Katz, a slight young man who looks younger than his 30 years, lets his instincts guide him when choosing the bottles for his boutique wine bar. "When reps bring in new wines for me," says Katz, who passed the Certified level exam with the Court of Master Sommeliers and studied Sensory Evaluation of Wine at UC Davis before going blind, "we don't talk until after I taste. I like to do true blind tastings."
It was during his hospital stay that Katz became aware of his increased sense of smell. "When I was being wheeled around the hospital I realized I could identify what the other patients were eating from the aromas," he remembers. As for wines, he says he "found [he] was better able to notice off flavors," which helps him reject some bottles and select others that will be pleasing to a wider audience.

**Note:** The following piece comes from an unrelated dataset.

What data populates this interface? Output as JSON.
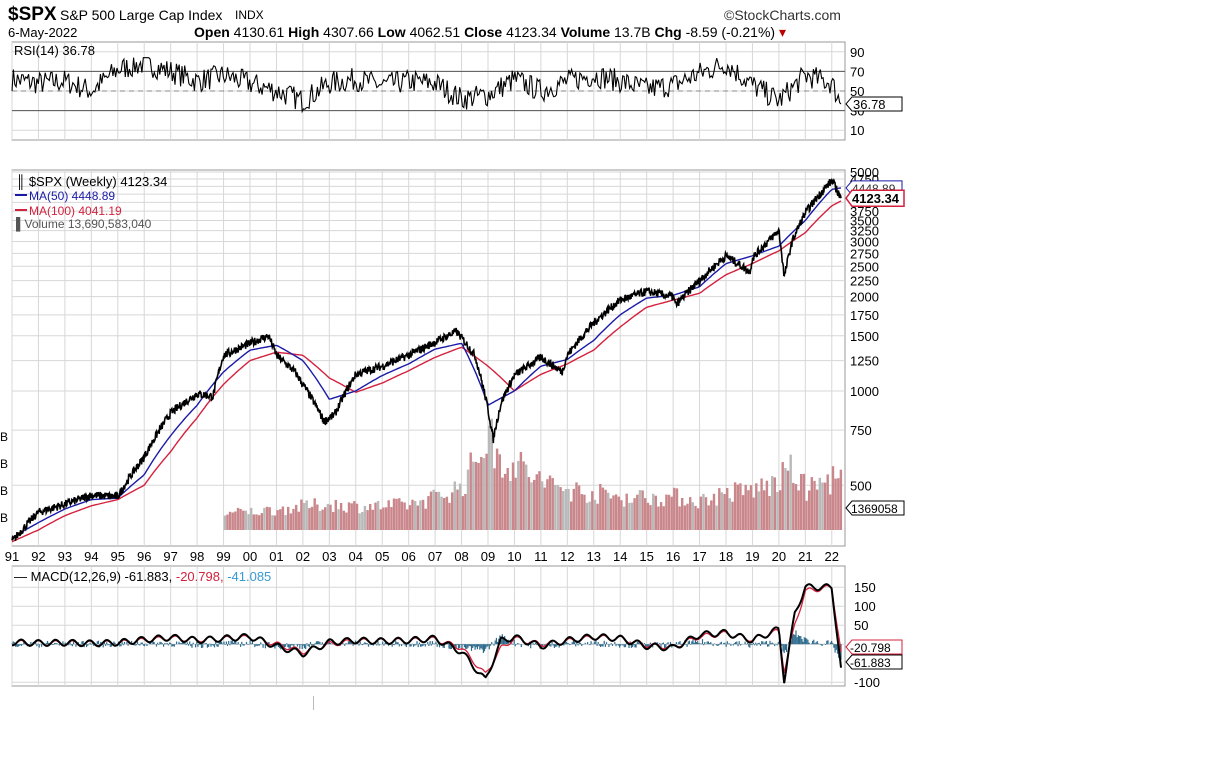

After his long period of recuperation in the hospital, Katz returned home to Orange County to open Symposium with assistance from his family. "My father, Moshe, works with me...I gave him a job," Katz jokes, "and used all his money."
Symposium stocks only wine, beer and soju (a mild Asian vodka), and serves them with a variety of artisanal cheeses, chocolates and nuts. The wine list features a changing selection of five dozen-plus bottles; tasting flights are a crowd favorite. "Everybody buys a flight," confirms Katz, who personally favors Zinfandel. "You don't have to spend $10 on a single glass of wine you might not like."
While most of the offerings at Symposium come from boutique operations, Katz does generally stock a few well-known names, including Cain Concept and Vieux Télégraphe. Katz, who sports dark Guccis—"my 'blind man' glasses," he calls them—as well as 14-gauge hoops in each year, typically perches at the front of Symposium, where there's a small retail section, welcoming customers as they arrive. Katz will guide guests to individual bottles to take home, but defers to his employees to take the wine off the shelf and ring it up. "I am here to talk about wine with the guests. I have my staff do the actual service parts," he says.
Later, Katz will work the room, and occasionally sit down at a few tables to talk about wine. "My job," he says, "is to sit and taste wine, look pretty and schmooze."